Speaking on behalf of Australia, Britain, Denmark, Finland, Germany, Iceland, Ireland, Japan, Norway, the Netherlands, Sweden and the United States, Harper said that in many cases, those detained "have not been granted access to legal council or allowed visits by family members."
"These actions are in contravention of China's own laws, and international commitments," he said.
Harper came out in support of comments by UN human rights chief Zeid Ra'ad Al Hussein last month raising concerns about the arrest of around 250 lawyers and activists in a crackdown since July 2015.
In comments harshly criticised by Beijing, Zeid said China appeared to be locking up government critics regardless of whether they had committed a crime, and demanded it release those detained "immediately and without conditions."
Harper echoed the call, urging China "to release all rights activists, civil society leaders and lawyers detained for peacefully exercising their freedom of expression or for lawfully practising their profession."

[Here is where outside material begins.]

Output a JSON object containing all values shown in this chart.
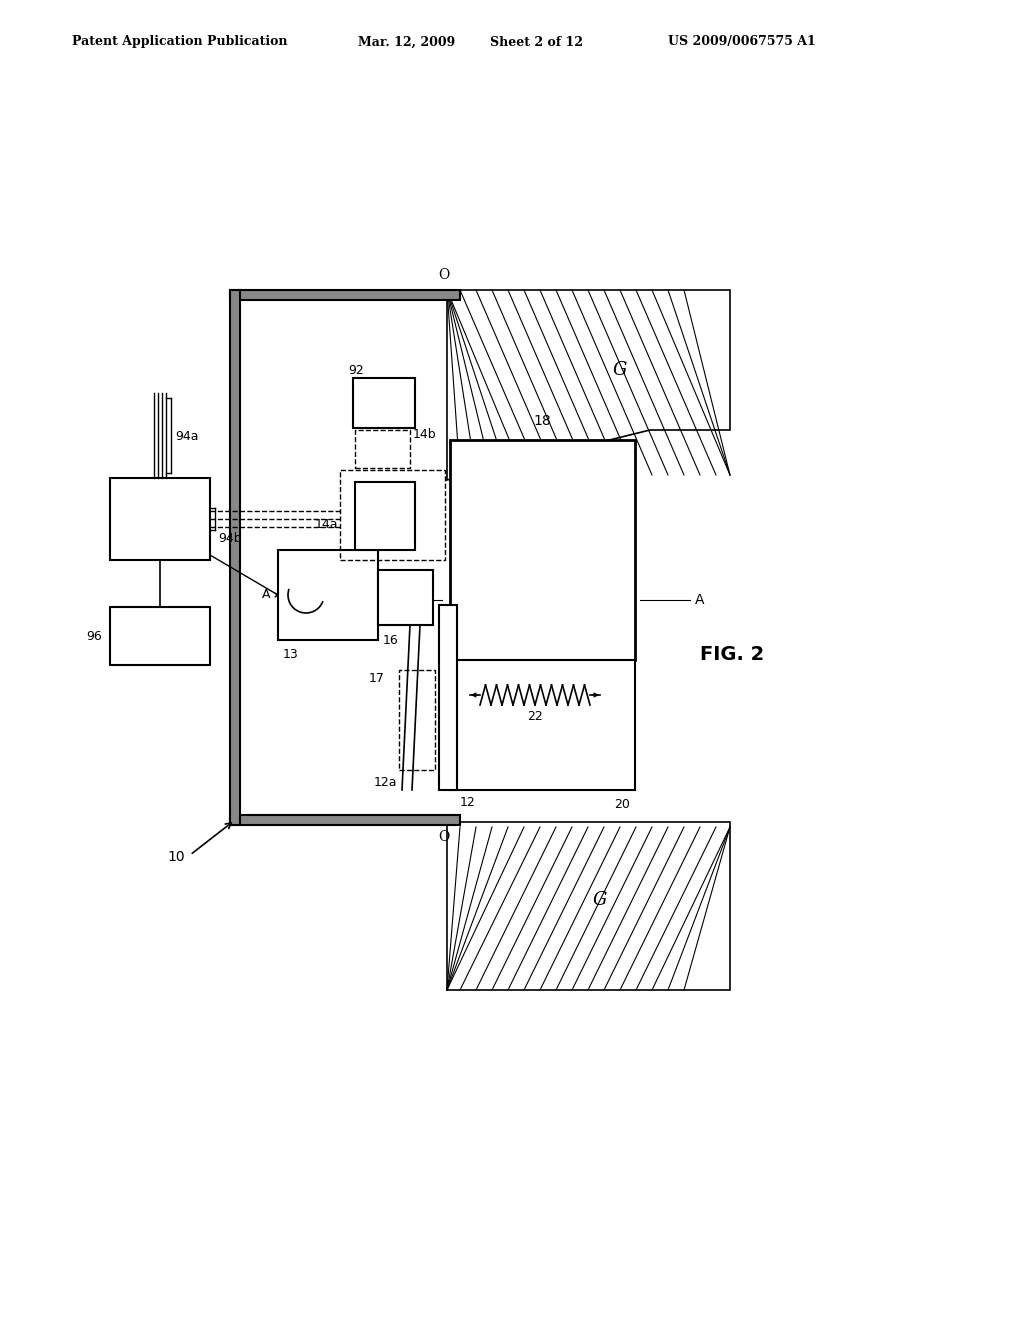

The US ambassador to the UN rights council also raised concerns over "the unexplained recent disappearances and apparent coerced returns of Chinese and foreign citizens from outside mainland China".
"These extra-territorial actions are unacceptable, and out of step with the expectations of the international community and a challenge to the rule-based international order," Harper said.
Five booksellers from Hong Kong's Mighty Current publishing house, known for its salacious titles critical of Beijing, for instance went missing last year.
They all later turned up on television in mainland China to say they had not been abducted, with some providing tearful confessions that they had been smuggling illicit books into the country.
Harper voiced concern over "the increasing number of individuals whose confessions have been aired on state media prior to any indictment or judicial process".
"These actions run contrary to fair trial guarantees enshrined in China's laws, and counter to the rights and freedoms set out in the universal declaration of human rights."